Continuous Secure Monitoring for GRAX

Overview

  • Each time the GRAX application boots, it connects to the GRAX Control Plane for licensing and telemetry checkins.
  • Each time a GRAX processing job (backup, archive, restore, search indexing, history streams) runs, job status and progress information is sent to the GRAX Control Plane.
  • At least hourly, the GRAX application reports general application statistics to the GRAX Control Plane.
  • (Non-telemetry) When a GRAX instance boots for the first time, it downloads the GRAX executable from the GRAX Control Plane.
  • (Non-telemetry) Each time a user establishes a Salesforce SSO or OAuth session, the GRAX Control Plane facilitates the token handling.
  • (Non-telemetry) Each time the GRAX application needs to send an email, it uses the GRAX Control Plane to facilitate.

Network Considerations

The network considerations to allow this required functionality are simple. Egress to hq.grax.com (3.232.229.75) is required at all times from the application. Without this access, the application will not boot or run. This is not configurable. For more information about overall GRAX networking, see the GRAX Networking page.

Data Security

GRAX takes security of customer data seriously. As such, none of your Salesforce data ever leaves the application environment. A breakdown of collected data follows:

  1. Names of Salesforce objects (Standard and Custom) covered by backup and archive operations.
  2. Number of records for Salesforce objects (Standard and Custom) covered by backup and archive operations.
  3. GRAX backup/archive/restore configurations (schedule, start time, etc) and statuses.
  4. Size, performance, and internal metrics for the proprietary GRAX storage layer in your storage bucket.
  5. Size and performance metrics for the attached postgres database.
  6. Total data size sent and received to/from Salesforce.
  7. Feature enablement status (feature flags, feature access levels)
  8. Structured application logging (optional)

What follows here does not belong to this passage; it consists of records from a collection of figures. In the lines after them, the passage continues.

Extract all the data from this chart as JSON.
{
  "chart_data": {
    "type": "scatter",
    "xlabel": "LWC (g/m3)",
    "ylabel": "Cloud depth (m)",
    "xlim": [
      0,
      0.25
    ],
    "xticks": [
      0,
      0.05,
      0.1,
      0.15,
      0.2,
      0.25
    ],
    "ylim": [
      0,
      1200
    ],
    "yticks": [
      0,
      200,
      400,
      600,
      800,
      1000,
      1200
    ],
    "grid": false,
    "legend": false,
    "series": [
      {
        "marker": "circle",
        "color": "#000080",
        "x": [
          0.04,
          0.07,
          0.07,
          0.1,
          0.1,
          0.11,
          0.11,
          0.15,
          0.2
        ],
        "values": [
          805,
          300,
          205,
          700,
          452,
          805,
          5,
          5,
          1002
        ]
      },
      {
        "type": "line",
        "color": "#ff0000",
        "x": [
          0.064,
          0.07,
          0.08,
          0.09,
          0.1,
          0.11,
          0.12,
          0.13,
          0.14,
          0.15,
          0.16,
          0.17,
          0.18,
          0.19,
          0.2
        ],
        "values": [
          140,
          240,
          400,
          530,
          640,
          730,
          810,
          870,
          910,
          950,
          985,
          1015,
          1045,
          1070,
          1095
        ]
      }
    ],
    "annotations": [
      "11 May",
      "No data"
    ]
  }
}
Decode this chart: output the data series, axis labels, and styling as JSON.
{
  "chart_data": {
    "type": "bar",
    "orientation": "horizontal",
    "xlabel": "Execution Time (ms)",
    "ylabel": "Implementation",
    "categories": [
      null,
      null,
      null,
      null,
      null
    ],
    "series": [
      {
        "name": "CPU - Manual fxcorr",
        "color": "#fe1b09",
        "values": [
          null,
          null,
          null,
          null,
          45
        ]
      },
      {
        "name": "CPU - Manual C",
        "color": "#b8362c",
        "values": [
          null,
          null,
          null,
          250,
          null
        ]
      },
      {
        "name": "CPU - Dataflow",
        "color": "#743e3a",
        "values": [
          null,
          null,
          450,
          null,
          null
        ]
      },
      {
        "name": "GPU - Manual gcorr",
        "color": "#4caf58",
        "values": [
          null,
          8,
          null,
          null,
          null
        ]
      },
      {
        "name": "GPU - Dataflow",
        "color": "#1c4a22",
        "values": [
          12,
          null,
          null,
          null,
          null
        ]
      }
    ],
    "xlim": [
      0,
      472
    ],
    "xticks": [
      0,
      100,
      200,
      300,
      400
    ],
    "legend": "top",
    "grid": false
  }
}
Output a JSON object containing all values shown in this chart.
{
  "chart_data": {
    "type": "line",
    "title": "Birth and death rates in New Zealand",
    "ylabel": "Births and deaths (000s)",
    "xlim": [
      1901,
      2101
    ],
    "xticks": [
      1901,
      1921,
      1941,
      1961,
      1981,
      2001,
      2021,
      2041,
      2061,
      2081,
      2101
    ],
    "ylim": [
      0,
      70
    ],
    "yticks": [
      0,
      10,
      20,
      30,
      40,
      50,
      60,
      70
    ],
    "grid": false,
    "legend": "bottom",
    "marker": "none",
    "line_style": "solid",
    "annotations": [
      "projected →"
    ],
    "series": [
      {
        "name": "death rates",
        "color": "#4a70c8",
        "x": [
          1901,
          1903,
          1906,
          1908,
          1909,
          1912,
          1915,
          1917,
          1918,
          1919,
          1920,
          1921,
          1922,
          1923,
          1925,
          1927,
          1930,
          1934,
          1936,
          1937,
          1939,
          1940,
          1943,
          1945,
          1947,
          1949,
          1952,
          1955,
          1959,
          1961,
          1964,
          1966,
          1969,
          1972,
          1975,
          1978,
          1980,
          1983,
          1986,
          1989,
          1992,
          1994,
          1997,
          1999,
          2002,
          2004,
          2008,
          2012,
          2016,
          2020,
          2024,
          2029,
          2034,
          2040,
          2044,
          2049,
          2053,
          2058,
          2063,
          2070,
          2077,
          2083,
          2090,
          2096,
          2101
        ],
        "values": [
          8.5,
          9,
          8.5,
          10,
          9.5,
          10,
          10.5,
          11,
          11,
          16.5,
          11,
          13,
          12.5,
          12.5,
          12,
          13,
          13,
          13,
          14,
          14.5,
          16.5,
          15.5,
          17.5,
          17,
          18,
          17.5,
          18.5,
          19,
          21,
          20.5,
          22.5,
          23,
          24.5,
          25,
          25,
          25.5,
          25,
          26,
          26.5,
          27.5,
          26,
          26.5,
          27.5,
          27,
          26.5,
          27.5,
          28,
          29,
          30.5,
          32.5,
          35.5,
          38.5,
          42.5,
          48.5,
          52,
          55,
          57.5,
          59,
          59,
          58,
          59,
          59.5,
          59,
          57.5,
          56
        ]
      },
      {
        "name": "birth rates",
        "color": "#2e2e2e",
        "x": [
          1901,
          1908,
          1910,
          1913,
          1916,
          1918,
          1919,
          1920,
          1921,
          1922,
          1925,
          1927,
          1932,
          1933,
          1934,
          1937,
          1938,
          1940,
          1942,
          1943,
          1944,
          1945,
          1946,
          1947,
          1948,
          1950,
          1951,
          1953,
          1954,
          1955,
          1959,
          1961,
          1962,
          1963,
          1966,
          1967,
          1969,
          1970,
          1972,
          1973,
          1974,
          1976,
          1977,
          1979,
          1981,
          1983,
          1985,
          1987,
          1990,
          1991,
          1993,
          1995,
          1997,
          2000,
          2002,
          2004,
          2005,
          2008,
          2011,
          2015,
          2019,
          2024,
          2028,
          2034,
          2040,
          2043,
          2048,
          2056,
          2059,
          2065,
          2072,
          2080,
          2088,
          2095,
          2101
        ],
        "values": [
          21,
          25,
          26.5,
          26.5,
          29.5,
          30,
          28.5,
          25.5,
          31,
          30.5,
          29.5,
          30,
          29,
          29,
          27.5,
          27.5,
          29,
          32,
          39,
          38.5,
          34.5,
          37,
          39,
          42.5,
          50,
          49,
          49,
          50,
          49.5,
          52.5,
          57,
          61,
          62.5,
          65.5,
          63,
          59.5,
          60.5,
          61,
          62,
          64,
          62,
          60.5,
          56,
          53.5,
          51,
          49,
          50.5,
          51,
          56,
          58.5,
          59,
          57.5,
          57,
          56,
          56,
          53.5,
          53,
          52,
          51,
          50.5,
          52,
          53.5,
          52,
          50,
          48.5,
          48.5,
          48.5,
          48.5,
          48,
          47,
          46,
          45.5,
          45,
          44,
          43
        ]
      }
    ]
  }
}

No sensitive, classified, or restricted data or PII is included in telemetry communications. The content of backed up records is not inspected for telemetry, nor is it made available to any GRAX engineers.

All data is encrypted with HTTPS and TLS 1.2+ while in flight, and encrypted on disk when at rest. Access to the telemetry dataset is restricted within the GRAX team to only engineers whose roles require access.